We have a former Win2k AD domain, which is migrated to W2k3 servers, and has a slew of schema extensions (Exchange, msSFU, and self-defined) from the past and various parts of the forest.
Searching users works just fine, I get the complete list of users. However, if I query the user objects, I get only an incomplete list of properties:
$user.properties.propertynames
delivers
objectClass
cn
distinguishedName
instanceType
whenCreated
whenChanged
uSNCreated
uSNChanged
name
objectGUID
userAccountControl
badPwdCount
codePage
countryCode
badPasswordTime
lastLogoff
lastLogon
pwdLastSet
primaryGroupID
objectSid
accountExpires
logonCount
sAMAccountName
sAMAccountType
objectCategory
isCriticalSystemObject
nTSecurityDescriptor
This response lacks quite a few properties that AD Explorer shows.
How can I list all the properties and values that really exist? Any other hint for a tool to achieve that besides Powershell?
Background: We need to check the consistency of the user objects.

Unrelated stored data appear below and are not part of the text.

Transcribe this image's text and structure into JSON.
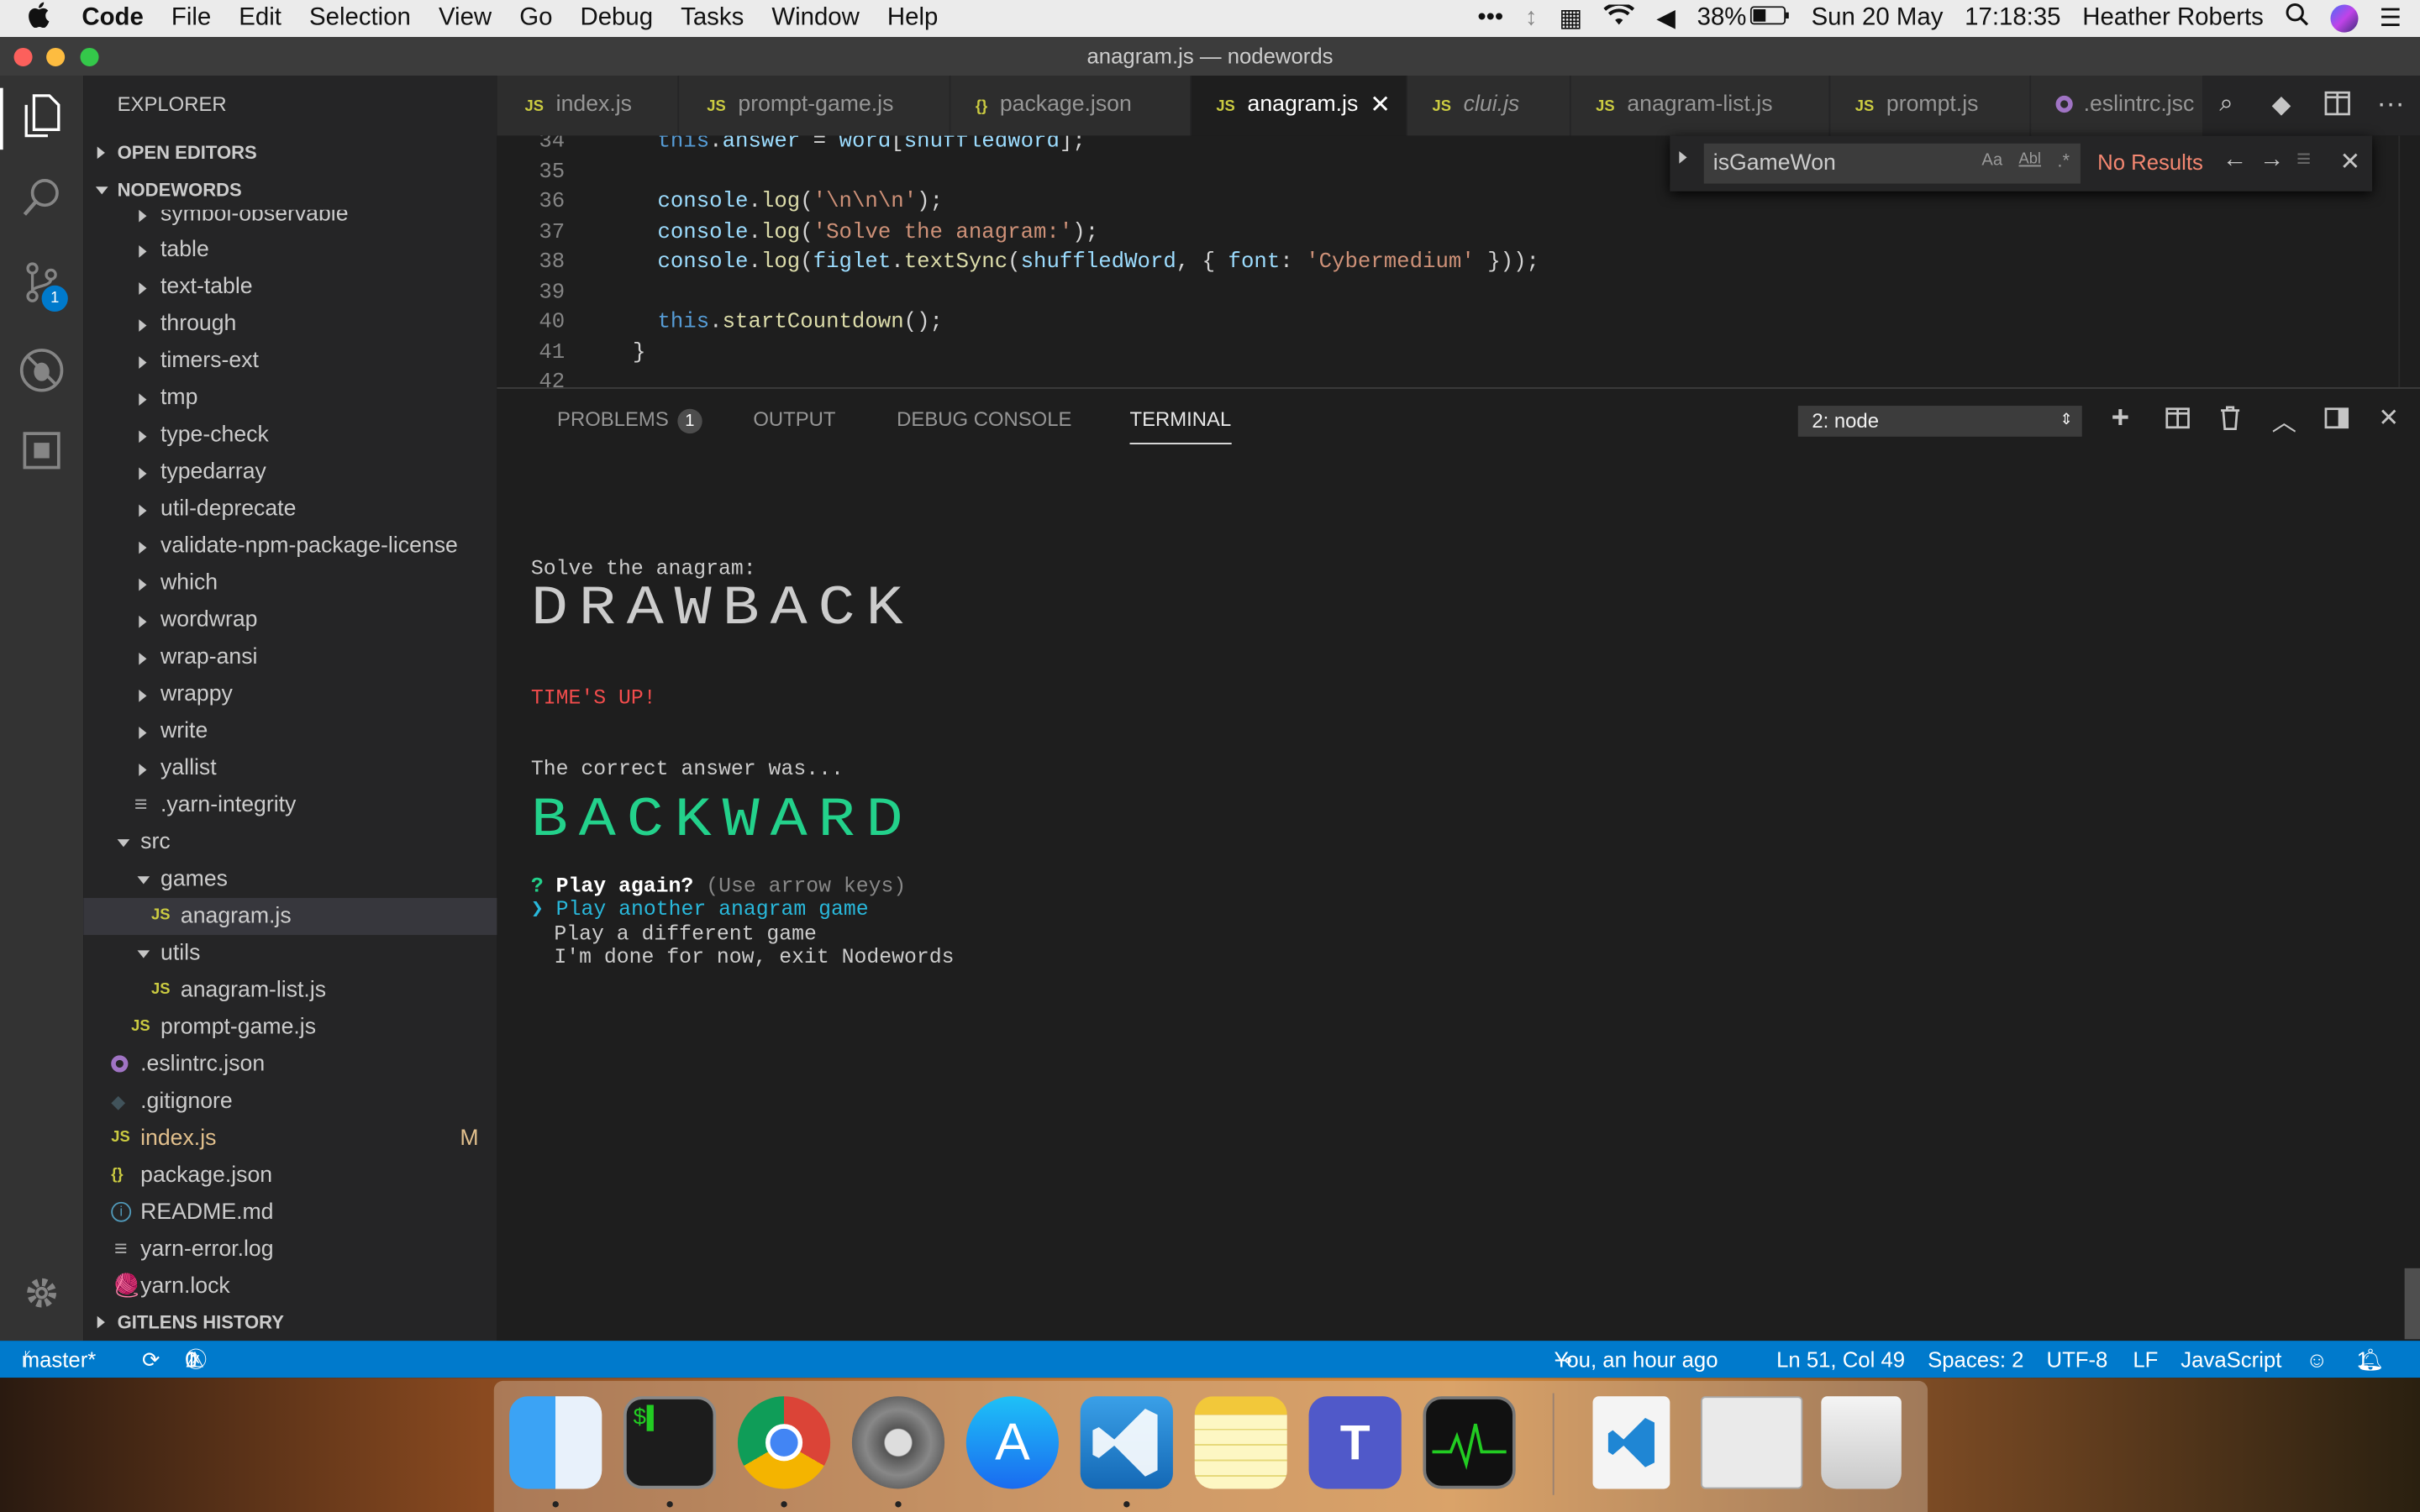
{
  "menubar": {
    "apple": "",
    "app": "Code",
    "items": [
      "File",
      "Edit",
      "Selection",
      "View",
      "Go",
      "Debug",
      "Tasks",
      "Window",
      "Help"
    ],
    "battery": "38%",
    "date": "Sun 20 May",
    "time": "17:18:35",
    "user": "Heather Roberts"
  },
  "window": {
    "title": "anagram.js — nodewords"
  },
  "activity": {
    "scm_badge": "1"
  },
  "sidebar": {
    "header": "EXPLORER",
    "open_editors": "OPEN EDITORS",
    "project": "NODEWORDS",
    "gitlens": "GITLENS HISTORY",
    "items": [
      {
        "label": "symbol-observable"
      },
      {
        "label": "table"
      },
      {
        "label": "text-table"
      },
      {
        "label": "through"
      },
      {
        "label": "timers-ext"
      },
      {
        "label": "tmp"
      },
      {
        "label": "type-check"
      },
      {
        "label": "typedarray"
      },
      {
        "label": "util-deprecate"
      },
      {
        "label": "validate-npm-package-license"
      },
      {
        "label": "which"
      },
      {
        "label": "wordwrap"
      },
      {
        "label": "wrap-ansi"
      },
      {
        "label": "wrappy"
      },
      {
        "label": "write"
      },
      {
        "label": "yallist"
      },
      {
        "label": ".yarn-integrity"
      },
      {
        "label": "src"
      },
      {
        "label": "games"
      },
      {
        "label": "anagram.js"
      },
      {
        "label": "utils"
      },
      {
        "label": "anagram-list.js"
      },
      {
        "label": "prompt-game.js"
      },
      {
        "label": ".eslintrc.json"
      },
      {
        "label": ".gitignore"
      },
      {
        "label": "index.js",
        "badge": "M"
      },
      {
        "label": "package.json"
      },
      {
        "label": "README.md"
      },
      {
        "label": "yarn-error.log"
      },
      {
        "label": "yarn.lock"
      }
    ],
    "js_icon": "JS",
    "json_icon": "{}"
  },
  "tabs": [
    "index.js",
    "prompt-game.js",
    "package.json",
    "anagram.js",
    "clui.js",
    "anagram-list.js",
    "prompt.js",
    ".eslintrc.jsc"
  ],
  "editor": {
    "line_numbers": [
      "34",
      "35",
      "36",
      "37",
      "38",
      "39",
      "40",
      "41",
      "42"
    ]
  },
  "find": {
    "value": "isGameWon",
    "opt_case": "Aa",
    "opt_word": "Abl",
    "opt_regex": ".*",
    "result": "No Results"
  },
  "panel": {
    "problems": "PROBLEMS",
    "problems_count": "1",
    "output": "OUTPUT",
    "debug": "DEBUG CONSOLE",
    "terminal": "TERMINAL",
    "terminal_select": "2: node"
  },
  "terminal": {
    "line1": "Solve the anagram:",
    "big1": "DRAWBACK",
    "timeup": "TIME'S UP!",
    "line2": "The correct answer was...",
    "big2": "BACKWARD",
    "q_mark": "?",
    "question": "Play again?",
    "hint": "(Use arrow keys)",
    "pointer": "❯",
    "opt1": "Play another anagram game",
    "opt2": "Play a different game",
    "opt3": "I'm done for now, exit Nodewords"
  },
  "status": {
    "branch": "master*",
    "errors": "0",
    "warnings": "1",
    "blame": "You, an hour ago",
    "position": "Ln 51, Col 49",
    "spaces": "Spaces: 2",
    "encoding": "UTF-8",
    "eol": "LF",
    "language": "JavaScript",
    "notifications": "1"
  },
  "colors": {
    "accent": "#007acc",
    "error": "#f14c4c",
    "green": "#23d18b",
    "find_no_results": "#f48771"
  }
}
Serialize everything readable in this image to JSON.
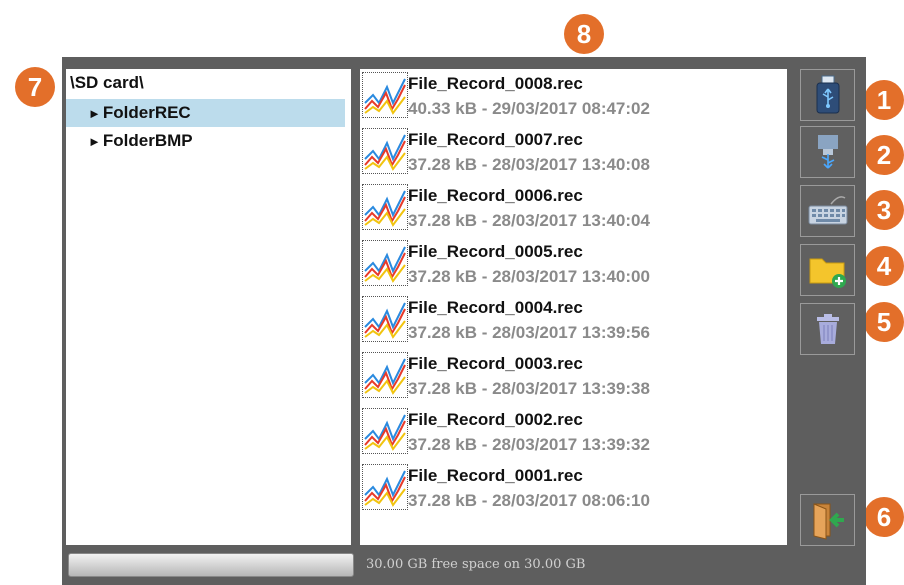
{
  "badges": [
    "7",
    "8",
    "1",
    "2",
    "3",
    "4",
    "5",
    "6"
  ],
  "tree": {
    "root": "\\SD card\\",
    "items": [
      {
        "label": "FolderREC",
        "selected": true
      },
      {
        "label": "FolderBMP",
        "selected": false
      }
    ]
  },
  "files": [
    {
      "name": "File_Record_0008.rec",
      "meta": "40.33 kB - 29/03/2017 08:47:02"
    },
    {
      "name": "File_Record_0007.rec",
      "meta": "37.28 kB - 28/03/2017 13:40:08"
    },
    {
      "name": "File_Record_0006.rec",
      "meta": "37.28 kB - 28/03/2017 13:40:04"
    },
    {
      "name": "File_Record_0005.rec",
      "meta": "37.28 kB - 28/03/2017 13:40:00"
    },
    {
      "name": "File_Record_0004.rec",
      "meta": "37.28 kB - 28/03/2017 13:39:56"
    },
    {
      "name": "File_Record_0003.rec",
      "meta": "37.28 kB - 28/03/2017 13:39:38"
    },
    {
      "name": "File_Record_0002.rec",
      "meta": "37.28 kB - 28/03/2017 13:39:32"
    },
    {
      "name": "File_Record_0001.rec",
      "meta": "37.28 kB - 28/03/2017 08:06:10"
    }
  ],
  "toolbar": {
    "icons": [
      "usb-stick-icon",
      "usb-transfer-icon",
      "keyboard-icon",
      "new-folder-icon",
      "trash-icon",
      "exit-icon"
    ]
  },
  "status": {
    "free_space": "30.00 GB free space on 30.00 GB",
    "usage_fraction": 0.0
  },
  "colors": {
    "badge": "#e36f2a",
    "selection": "#bcdcec",
    "frame": "#5e5e5e"
  }
}
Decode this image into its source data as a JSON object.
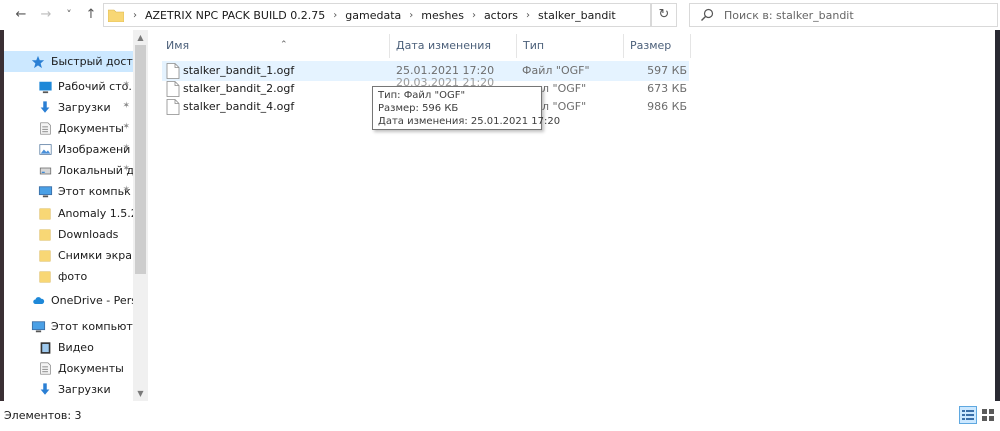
{
  "addressbar": {
    "back_glyph": "←",
    "forward_glyph": "→",
    "history_glyph": "˅",
    "up_glyph": "↑",
    "path": [
      "AZETRIX NPC PACK BUILD 0.2.75",
      "gamedata",
      "meshes",
      "actors",
      "stalker_bandit"
    ],
    "separator": "›",
    "refresh_glyph": "↻",
    "search_placeholder": "Поиск в: stalker_bandit"
  },
  "navigation": {
    "items": [
      {
        "label": "Быстрый доступ",
        "icon": "star-icon",
        "pinned": false,
        "selected": true
      },
      {
        "label": "Рабочий сто.",
        "icon": "desktop-icon",
        "pinned": true
      },
      {
        "label": "Загрузки",
        "icon": "download-icon",
        "pinned": true
      },
      {
        "label": "Документы",
        "icon": "documents-icon",
        "pinned": true
      },
      {
        "label": "Изображени",
        "icon": "pictures-icon",
        "pinned": true
      },
      {
        "label": "Локальный д",
        "icon": "drive-icon",
        "pinned": true
      },
      {
        "label": "Этот компьк",
        "icon": "computer-icon",
        "pinned": true
      },
      {
        "label": "Anomaly 1.5.2 —",
        "icon": "folder-icon",
        "pinned": false
      },
      {
        "label": "Downloads",
        "icon": "folder-icon",
        "pinned": false
      },
      {
        "label": "Снимки экрана",
        "icon": "folder-icon",
        "pinned": false
      },
      {
        "label": "фото",
        "icon": "folder-icon",
        "pinned": false
      },
      {
        "label": "OneDrive - Persor",
        "icon": "cloud-icon",
        "pinned": false
      },
      {
        "label": "Этот компьютер",
        "icon": "computer-icon",
        "pinned": false
      },
      {
        "label": "Видео",
        "icon": "video-icon",
        "pinned": false
      },
      {
        "label": "Документы",
        "icon": "documents-icon",
        "pinned": false
      },
      {
        "label": "Загрузки",
        "icon": "download-icon",
        "pinned": false
      }
    ]
  },
  "columns": {
    "name": "Имя",
    "date": "Дата изменения",
    "type": "Тип",
    "size": "Размер"
  },
  "files": [
    {
      "name": "stalker_bandit_1.ogf",
      "date": "25.01.2021 17:20",
      "type": "Файл \"OGF\"",
      "size": "597 КБ"
    },
    {
      "name": "stalker_bandit_2.ogf",
      "date": "",
      "type": "",
      "size": "673 КБ"
    },
    {
      "name": "stalker_bandit_4.ogf",
      "date": "",
      "type": "",
      "size": "986 КБ"
    }
  ],
  "tooltip": {
    "type_line": "Тип: Файл \"OGF\"",
    "size_line": "Размер: 596 КБ",
    "date_line": "Дата изменения: 25.01.2021 17:20"
  },
  "partial_row_text": {
    "row2_type_fragment": "л \"OGF\"",
    "row3_type_fragment": "л \"OGF\"",
    "row2_date_fragment": "20.03.2021 21:20"
  },
  "status": {
    "items_count": "Элементов: 3"
  },
  "colors": {
    "selection": "#cce8ff",
    "hover": "#e5f3ff",
    "header_text": "#4c607a",
    "folder": "#f8d775"
  }
}
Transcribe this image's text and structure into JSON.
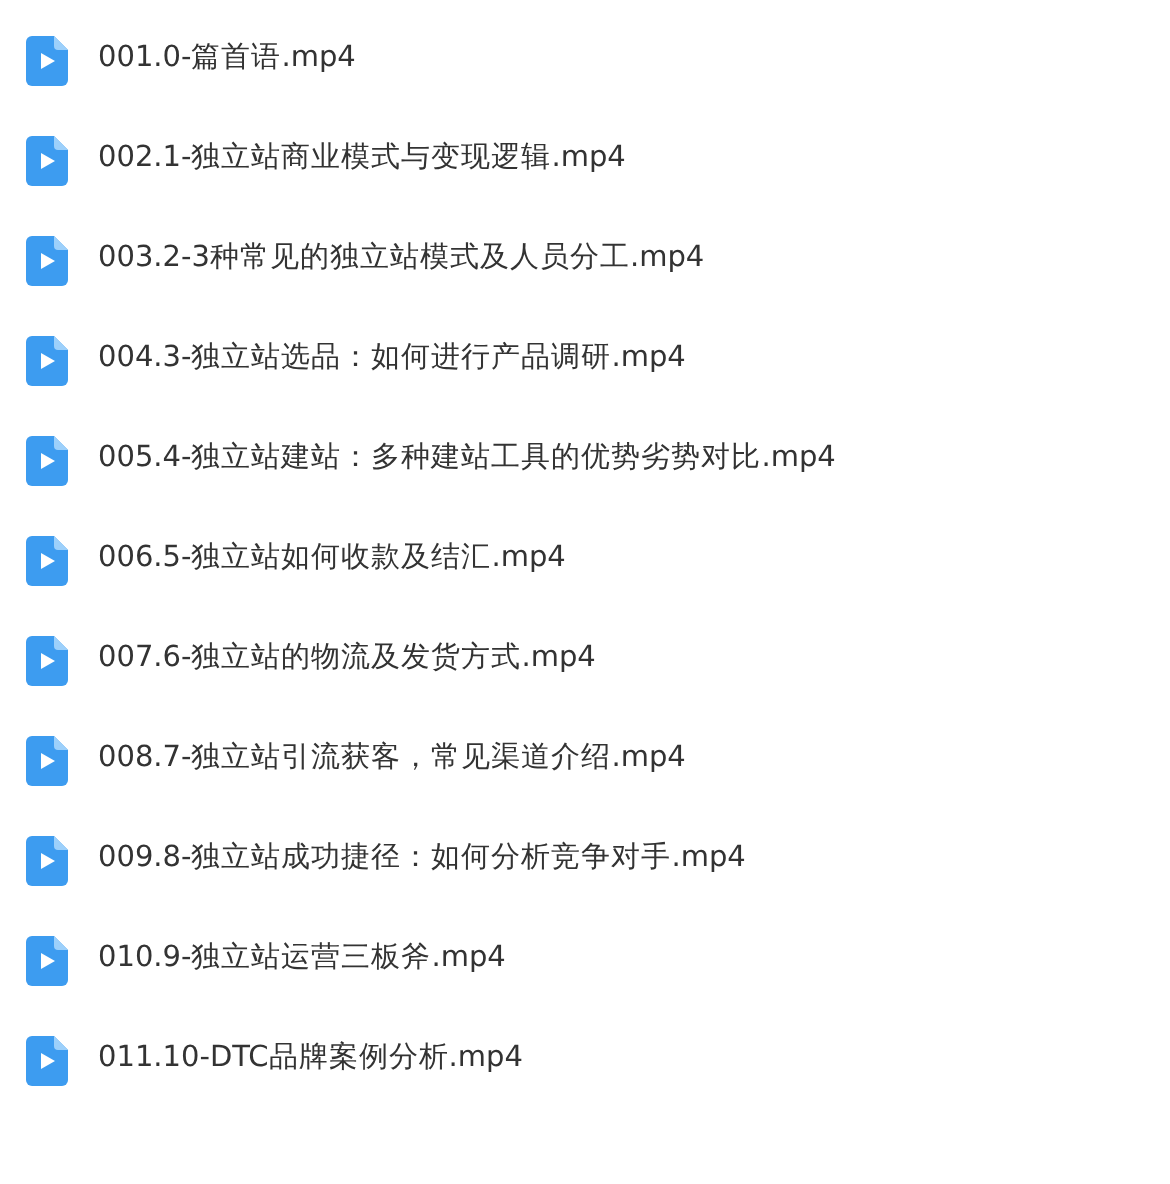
{
  "files": [
    {
      "name": "001.0-篇首语.mp4"
    },
    {
      "name": "002.1-独立站商业模式与变现逻辑.mp4"
    },
    {
      "name": "003.2-3种常见的独立站模式及人员分工.mp4"
    },
    {
      "name": "004.3-独立站选品：如何进行产品调研.mp4"
    },
    {
      "name": "005.4-独立站建站：多种建站工具的优势劣势对比.mp4"
    },
    {
      "name": "006.5-独立站如何收款及结汇.mp4"
    },
    {
      "name": "007.6-独立站的物流及发货方式.mp4"
    },
    {
      "name": "008.7-独立站引流获客，常见渠道介绍.mp4"
    },
    {
      "name": "009.8-独立站成功捷径：如何分析竞争对手.mp4"
    },
    {
      "name": "010.9-独立站运营三板斧.mp4"
    },
    {
      "name": "011.10-DTC品牌案例分析.mp4"
    }
  ]
}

It seems like if the object was created back then with W2k the user has a more complete set of properties than when they are set up on a W2k3 ADUC. Some problems seem to arise from that, but I am not yet sure, and would like to sanity check the user properties.
I know how to use $objSearcher.PropertiesToLoad.Add (). But that is of no help since I also want to find if there are any unknown properties lurking in some user objects.
Some old user objects have up to 150 properties. But not all old users have the same set. I want to get a list of who has what.
How can I get the total list of available properties, that are used on any objects?
some problems seem to arise from that
, we might be able to narrow it down to a specific set of attributes that you can check, which will make your life much easier. Fact is, some attributes that were used in previous versions of Windows Server aren't used any more, so extra attributes being populated on older objects is unavoidable.